Ou seja – ante a que está a ser unanimemente reconhecida como a mais grave crise in­ternacional desde a queda do muro de Berlim e a guerra na ex-Jugoslávia, esta União Europeia, em caminho acelerado para a sua descredibili­zação, voltou a evidenciar toda a sua fragilidade e a dificuldade em reagir e em assumir-se como um ator credível na cena internacional. Enquanto assim continuar a suceder a Europa não pode aspirar a ter voz de relevo e a ser levada a sério nas questões internacionais.
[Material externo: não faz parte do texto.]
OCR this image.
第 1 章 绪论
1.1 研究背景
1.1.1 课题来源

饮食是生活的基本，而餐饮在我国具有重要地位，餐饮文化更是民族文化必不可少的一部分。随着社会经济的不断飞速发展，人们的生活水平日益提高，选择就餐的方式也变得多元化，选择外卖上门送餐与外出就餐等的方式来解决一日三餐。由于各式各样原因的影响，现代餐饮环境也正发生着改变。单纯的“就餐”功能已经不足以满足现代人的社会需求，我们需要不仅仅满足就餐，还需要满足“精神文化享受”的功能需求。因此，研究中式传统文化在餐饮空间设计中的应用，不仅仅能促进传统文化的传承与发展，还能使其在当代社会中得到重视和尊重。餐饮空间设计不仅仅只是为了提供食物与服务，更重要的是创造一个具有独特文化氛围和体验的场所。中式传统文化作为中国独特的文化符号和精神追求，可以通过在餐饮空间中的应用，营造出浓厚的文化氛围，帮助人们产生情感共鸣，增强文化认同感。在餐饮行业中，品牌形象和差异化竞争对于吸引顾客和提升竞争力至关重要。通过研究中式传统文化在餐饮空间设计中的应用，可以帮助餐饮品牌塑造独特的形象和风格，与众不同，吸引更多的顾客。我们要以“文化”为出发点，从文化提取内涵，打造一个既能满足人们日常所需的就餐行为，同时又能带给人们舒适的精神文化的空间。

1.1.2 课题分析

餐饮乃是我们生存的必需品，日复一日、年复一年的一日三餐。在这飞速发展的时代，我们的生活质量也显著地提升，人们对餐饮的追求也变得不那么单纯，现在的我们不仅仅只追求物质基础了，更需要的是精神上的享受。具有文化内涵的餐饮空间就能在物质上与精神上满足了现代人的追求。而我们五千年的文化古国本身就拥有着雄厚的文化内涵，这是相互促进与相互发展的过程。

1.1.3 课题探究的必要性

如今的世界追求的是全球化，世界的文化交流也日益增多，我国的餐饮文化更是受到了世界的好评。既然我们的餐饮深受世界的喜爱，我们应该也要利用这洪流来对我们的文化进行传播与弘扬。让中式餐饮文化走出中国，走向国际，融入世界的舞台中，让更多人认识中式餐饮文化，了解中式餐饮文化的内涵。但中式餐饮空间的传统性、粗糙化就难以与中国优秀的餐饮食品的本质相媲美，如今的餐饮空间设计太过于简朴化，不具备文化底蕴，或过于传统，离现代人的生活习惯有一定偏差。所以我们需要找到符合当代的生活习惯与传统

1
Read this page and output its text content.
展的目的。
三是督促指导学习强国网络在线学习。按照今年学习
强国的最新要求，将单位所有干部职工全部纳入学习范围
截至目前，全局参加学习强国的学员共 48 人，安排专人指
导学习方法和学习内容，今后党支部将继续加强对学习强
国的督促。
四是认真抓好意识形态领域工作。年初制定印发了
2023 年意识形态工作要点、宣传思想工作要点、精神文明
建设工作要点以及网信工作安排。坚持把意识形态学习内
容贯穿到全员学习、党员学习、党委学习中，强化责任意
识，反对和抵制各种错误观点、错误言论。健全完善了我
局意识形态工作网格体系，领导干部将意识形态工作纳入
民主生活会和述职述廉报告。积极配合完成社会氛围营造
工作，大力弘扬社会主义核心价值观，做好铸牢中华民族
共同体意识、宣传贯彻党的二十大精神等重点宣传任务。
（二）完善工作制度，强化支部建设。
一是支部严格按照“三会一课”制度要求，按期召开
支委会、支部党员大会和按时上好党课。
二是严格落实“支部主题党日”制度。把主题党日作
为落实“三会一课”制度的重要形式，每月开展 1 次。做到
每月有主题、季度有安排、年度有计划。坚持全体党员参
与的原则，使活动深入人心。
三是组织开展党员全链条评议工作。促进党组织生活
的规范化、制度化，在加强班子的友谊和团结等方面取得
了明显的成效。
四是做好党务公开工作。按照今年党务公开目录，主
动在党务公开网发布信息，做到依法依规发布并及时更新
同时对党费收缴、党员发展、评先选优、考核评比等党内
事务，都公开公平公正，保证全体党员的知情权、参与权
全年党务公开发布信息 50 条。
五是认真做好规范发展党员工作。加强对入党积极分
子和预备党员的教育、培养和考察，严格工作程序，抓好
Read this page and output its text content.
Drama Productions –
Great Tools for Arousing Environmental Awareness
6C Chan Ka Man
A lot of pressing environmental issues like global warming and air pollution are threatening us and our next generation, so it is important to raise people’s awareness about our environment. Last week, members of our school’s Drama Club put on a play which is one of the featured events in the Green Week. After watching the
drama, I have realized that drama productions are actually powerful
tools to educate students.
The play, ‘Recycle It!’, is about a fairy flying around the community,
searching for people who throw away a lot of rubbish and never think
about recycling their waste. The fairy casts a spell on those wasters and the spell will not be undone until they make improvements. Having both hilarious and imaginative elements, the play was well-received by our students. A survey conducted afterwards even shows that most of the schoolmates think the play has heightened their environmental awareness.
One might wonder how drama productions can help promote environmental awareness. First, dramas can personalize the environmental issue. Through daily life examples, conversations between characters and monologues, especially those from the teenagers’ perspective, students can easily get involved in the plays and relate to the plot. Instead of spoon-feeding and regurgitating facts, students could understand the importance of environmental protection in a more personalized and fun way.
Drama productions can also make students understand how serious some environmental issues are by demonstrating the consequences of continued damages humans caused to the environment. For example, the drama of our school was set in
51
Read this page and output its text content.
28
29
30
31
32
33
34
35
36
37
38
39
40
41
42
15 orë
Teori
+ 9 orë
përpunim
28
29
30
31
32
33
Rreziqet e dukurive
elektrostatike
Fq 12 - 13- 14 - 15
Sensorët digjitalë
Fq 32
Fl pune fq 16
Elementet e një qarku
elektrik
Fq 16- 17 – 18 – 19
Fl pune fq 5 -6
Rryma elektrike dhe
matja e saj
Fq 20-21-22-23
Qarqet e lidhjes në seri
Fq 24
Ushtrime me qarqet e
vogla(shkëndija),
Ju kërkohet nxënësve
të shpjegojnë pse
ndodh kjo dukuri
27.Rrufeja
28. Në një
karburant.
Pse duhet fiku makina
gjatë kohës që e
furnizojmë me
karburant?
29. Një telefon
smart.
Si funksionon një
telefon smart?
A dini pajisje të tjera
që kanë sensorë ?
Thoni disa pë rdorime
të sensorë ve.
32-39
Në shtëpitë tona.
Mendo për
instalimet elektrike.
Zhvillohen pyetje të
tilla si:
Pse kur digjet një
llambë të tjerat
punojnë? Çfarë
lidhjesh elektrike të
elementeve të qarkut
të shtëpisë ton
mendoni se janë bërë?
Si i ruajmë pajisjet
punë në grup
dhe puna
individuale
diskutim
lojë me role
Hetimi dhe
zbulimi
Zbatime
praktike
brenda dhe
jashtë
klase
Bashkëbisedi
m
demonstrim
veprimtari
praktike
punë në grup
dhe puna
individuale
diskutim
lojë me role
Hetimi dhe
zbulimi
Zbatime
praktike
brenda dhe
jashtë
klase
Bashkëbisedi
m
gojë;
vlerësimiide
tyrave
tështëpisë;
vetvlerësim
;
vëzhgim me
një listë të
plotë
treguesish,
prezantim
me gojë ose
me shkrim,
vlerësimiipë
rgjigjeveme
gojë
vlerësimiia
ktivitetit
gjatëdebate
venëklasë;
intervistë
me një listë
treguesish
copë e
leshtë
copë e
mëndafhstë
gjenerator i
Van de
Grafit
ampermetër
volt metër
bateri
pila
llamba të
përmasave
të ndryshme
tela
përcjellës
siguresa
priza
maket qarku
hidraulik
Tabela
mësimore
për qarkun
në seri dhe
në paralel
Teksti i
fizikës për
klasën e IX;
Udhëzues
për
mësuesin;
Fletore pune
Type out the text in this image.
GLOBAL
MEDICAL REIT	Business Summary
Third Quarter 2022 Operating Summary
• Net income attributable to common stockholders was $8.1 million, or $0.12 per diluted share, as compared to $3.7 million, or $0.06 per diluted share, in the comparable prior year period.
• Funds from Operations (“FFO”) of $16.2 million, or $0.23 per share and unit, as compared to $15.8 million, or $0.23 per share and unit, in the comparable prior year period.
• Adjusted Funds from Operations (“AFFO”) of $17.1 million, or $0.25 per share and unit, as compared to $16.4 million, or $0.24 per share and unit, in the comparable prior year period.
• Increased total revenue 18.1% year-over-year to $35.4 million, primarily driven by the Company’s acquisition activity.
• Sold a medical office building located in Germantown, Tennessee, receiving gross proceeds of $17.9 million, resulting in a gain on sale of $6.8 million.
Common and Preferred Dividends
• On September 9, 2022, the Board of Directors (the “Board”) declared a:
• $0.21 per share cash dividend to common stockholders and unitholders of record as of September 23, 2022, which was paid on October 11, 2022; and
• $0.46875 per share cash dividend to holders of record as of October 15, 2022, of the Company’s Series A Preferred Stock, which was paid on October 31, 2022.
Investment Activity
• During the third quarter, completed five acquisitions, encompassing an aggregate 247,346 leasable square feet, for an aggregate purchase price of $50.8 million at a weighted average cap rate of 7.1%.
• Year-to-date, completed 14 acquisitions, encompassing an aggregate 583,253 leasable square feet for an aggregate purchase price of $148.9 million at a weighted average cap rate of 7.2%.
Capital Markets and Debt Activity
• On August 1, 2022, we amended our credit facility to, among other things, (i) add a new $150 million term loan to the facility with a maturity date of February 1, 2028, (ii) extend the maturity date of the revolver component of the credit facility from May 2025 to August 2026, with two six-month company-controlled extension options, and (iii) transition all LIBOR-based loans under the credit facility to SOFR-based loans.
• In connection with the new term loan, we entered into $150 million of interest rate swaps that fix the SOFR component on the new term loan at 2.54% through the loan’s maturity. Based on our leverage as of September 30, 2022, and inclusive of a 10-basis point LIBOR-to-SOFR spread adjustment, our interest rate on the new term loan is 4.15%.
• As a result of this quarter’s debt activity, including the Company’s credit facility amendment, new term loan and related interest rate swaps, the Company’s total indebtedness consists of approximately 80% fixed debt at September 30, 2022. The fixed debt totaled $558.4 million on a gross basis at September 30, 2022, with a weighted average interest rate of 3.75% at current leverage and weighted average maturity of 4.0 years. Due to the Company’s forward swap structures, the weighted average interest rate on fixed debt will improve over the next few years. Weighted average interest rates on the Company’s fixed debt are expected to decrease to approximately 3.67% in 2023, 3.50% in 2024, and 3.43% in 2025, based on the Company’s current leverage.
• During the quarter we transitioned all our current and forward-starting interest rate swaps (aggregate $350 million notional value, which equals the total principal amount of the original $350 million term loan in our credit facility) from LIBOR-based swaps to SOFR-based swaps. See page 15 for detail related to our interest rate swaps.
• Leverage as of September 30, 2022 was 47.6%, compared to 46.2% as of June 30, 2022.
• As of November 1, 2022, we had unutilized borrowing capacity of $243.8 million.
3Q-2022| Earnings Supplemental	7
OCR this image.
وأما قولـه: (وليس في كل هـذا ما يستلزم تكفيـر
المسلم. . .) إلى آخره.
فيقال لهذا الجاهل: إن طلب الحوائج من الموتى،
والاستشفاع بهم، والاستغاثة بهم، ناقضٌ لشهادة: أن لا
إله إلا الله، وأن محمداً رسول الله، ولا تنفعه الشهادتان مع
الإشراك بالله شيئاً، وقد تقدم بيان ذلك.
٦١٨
Post-scriptum – O Congresso do Partido Popular Europeu que reuniu em Dublin esco­lheu Jean-Claude Junker como seu candidato a Presidente da Comissão Europeia, para substituir José Manuel Durão Barroso. Encerra-se, assim, a lista dos principais candida­tos ao cargo: Jean-Claude Junker (Partido Popular Europeu), Martin Schulz (Partido So­cialista Europeu), Guy Verhofstadt (Liberais Europeus), Alexis Tsipras (Grupo da Es­querda Unitária) e Ska Keller (Verdes), sendo que, realisticamente, apenas os dois pri­meiros poderão aspirar ao cargo. O problema é que o sistema instituído remete para o Conselho Europeu a apresentação do candidato ao cargo de Presidente da Comissão Europeia ao Parlamento Europeu, nada garantindo que o nome escolhido saia deste le­que de indigitados. A que acresce o facto, não particularmente estimulante, de quem quiser que o futuro Presidente da Comissão Europeia seja Junker tenha de votar em Paulo Rangel ou quem pretender que o cargo seja desempenhado por Schulz tenha de dar o seu voto a Francisco Assis. Ou que, em Portugal, não haja como exprimir um voto em favor de Verhofstadt, posto não existir nenhum partido político português inte­grante da família liberal europeia. Ironias de um sistema que urge ser aperfeiçoado, nomeadamente concretizando a possibilidade de, em conjunto com a eleição dos depu­tados ao Parlamento Europeu, poder ser eleito diretamente o próprio Presidente da Comissão Europeia.